We boarded the Viking Sea at Montreal on a Friday morning and oh mon dieu, such first impressions. Lined up at the quay, with its prow facing the old port, the ship projected a sleek profile, befitting a vessel built for only 930 passengers. The sense of elegance and style was reinforced in a stroll around the public spaces: clean, straight-lined Nordic design and decor with windows shooting light on the soft blue hues of the carpeting and the grains in the flooring. Nothing dark, red or tufted.
Lunch in the World Cafe on deck 7 and another impression. What was that across the river? It was an intriguing cluster of gigantic concrete blocks, that looked like they had been layered, squeezed together and discarded by a giant who had been playing with his Legos. In fact, it turned out to be the creation of an architectural student who had indeed used Lego pieces to work out his groundbreaking concept for a complex of 150-odd apartments. It was to be called Habitat 67 and it was built for Expo '67. His project was in keeping with the brutalist style of architecture that apparently did not catch on, yet there it was piled 12 stories high, commanding the embankment.

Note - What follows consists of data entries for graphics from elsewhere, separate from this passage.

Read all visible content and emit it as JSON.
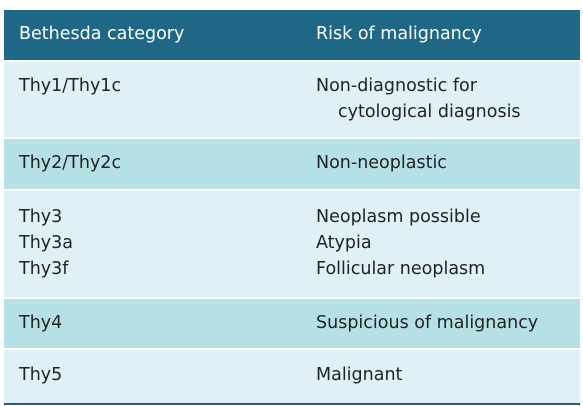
{
  "table": {
    "headers": [
      "Bethesda category",
      "Risk of malignancy"
    ],
    "rows": [
      {
        "category": [
          "Thy1/Thy1c"
        ],
        "risk": [
          "Non-diagnostic for",
          "cytological diagnosis"
        ]
      },
      {
        "category": [
          "Thy2/Thy2c"
        ],
        "risk": [
          "Non-neoplastic"
        ]
      },
      {
        "category": [
          "Thy3",
          "Thy3a",
          "Thy3f"
        ],
        "risk": [
          "Neoplasm possible",
          "Atypia",
          "Follicular neoplasm"
        ]
      },
      {
        "category": [
          "Thy4"
        ],
        "risk": [
          "Suspicious of malignancy"
        ]
      },
      {
        "category": [
          "Thy5"
        ],
        "risk": [
          "Malignant"
        ]
      }
    ]
  },
  "colors": {
    "header_bg": "#1e6787",
    "row_light": "#dff1f6",
    "row_dark": "#b5e0e6",
    "bottom_rule": "#2b5f82"
  }
}
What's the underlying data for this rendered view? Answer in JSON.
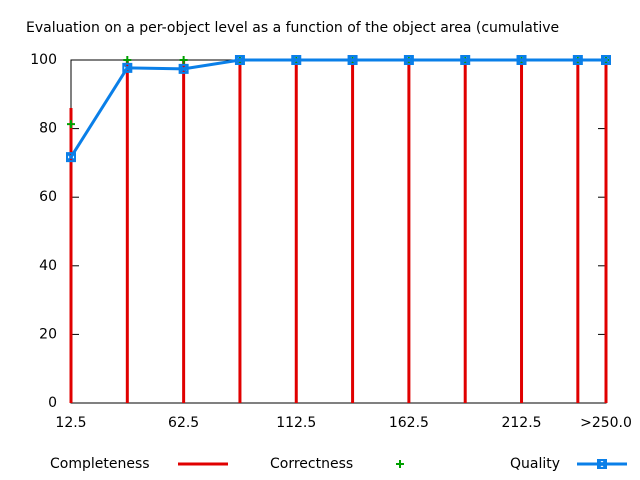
{
  "chart_data": {
    "type": "line",
    "title": "Evaluation on a per-object level as a function of the object area (cumulative",
    "x": [
      12.5,
      37.5,
      62.5,
      87.5,
      112.5,
      137.5,
      162.5,
      187.5,
      212.5,
      237.5,
      250
    ],
    "xlim": [
      12.5,
      250
    ],
    "xticks": [
      12.5,
      62.5,
      112.5,
      162.5,
      212.5,
      {
        "value": 250,
        "label": ">250.0"
      }
    ],
    "ylim": [
      0,
      100
    ],
    "yticks": [
      0,
      20,
      40,
      60,
      80,
      100
    ],
    "legend": "bottom",
    "series": [
      {
        "name": "Completeness",
        "color": "#e00000",
        "style": "impulses",
        "values": [
          86,
          100,
          100,
          100,
          100,
          100,
          100,
          100,
          100,
          100,
          100
        ]
      },
      {
        "name": "Correctness",
        "color": "#00a000",
        "style": "points",
        "values": [
          81.3,
          100,
          100,
          100,
          100,
          100,
          100,
          100,
          100,
          100,
          100
        ]
      },
      {
        "name": "Quality",
        "color": "#0a7fe8",
        "style": "linespoints",
        "values": [
          71.7,
          97.7,
          97.4,
          100,
          100,
          100,
          100,
          100,
          100,
          100,
          100
        ]
      }
    ]
  }
}
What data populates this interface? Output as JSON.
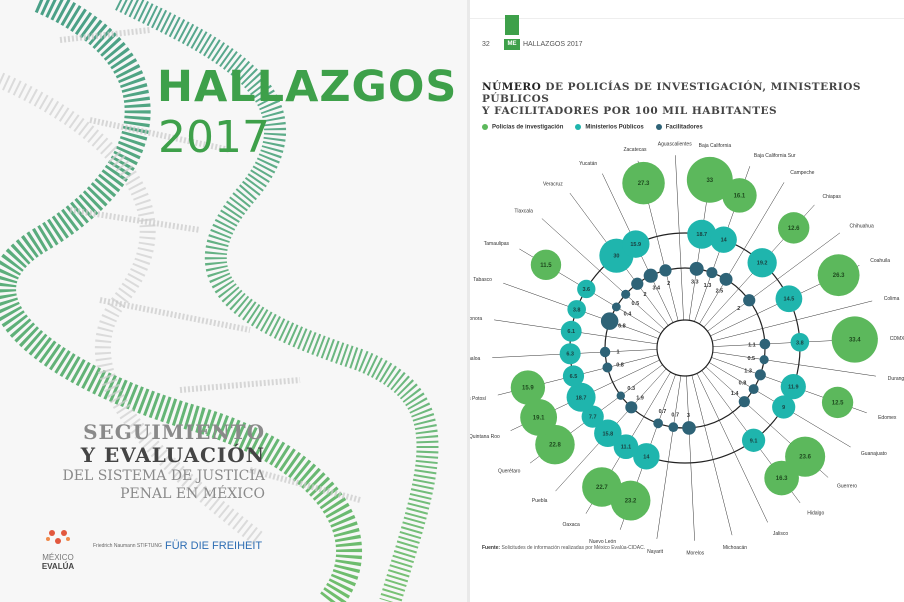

Montreal clearly had a lot to offer. The next day's guided, complimentary tour proved the point: insights into the influences of French, English and Scottish cultures, cobbled streets, lined with boutiques and flower boxes at every corner, and, most rewarding, the embracing spirituality of the Basilica of Notre Dame. We took a short bus ride to Mont Real and there we took in the fall colors of the maples..
Beautifully furnished, with lovely countertop and chrome fixtures in the bathroom. Heated floors were a bonus. The cabin was a bit tight. Not sure about the cabin # It was almost midships. Definitely on deck 5. The cabin was a one-level upgrade from a straight verandah.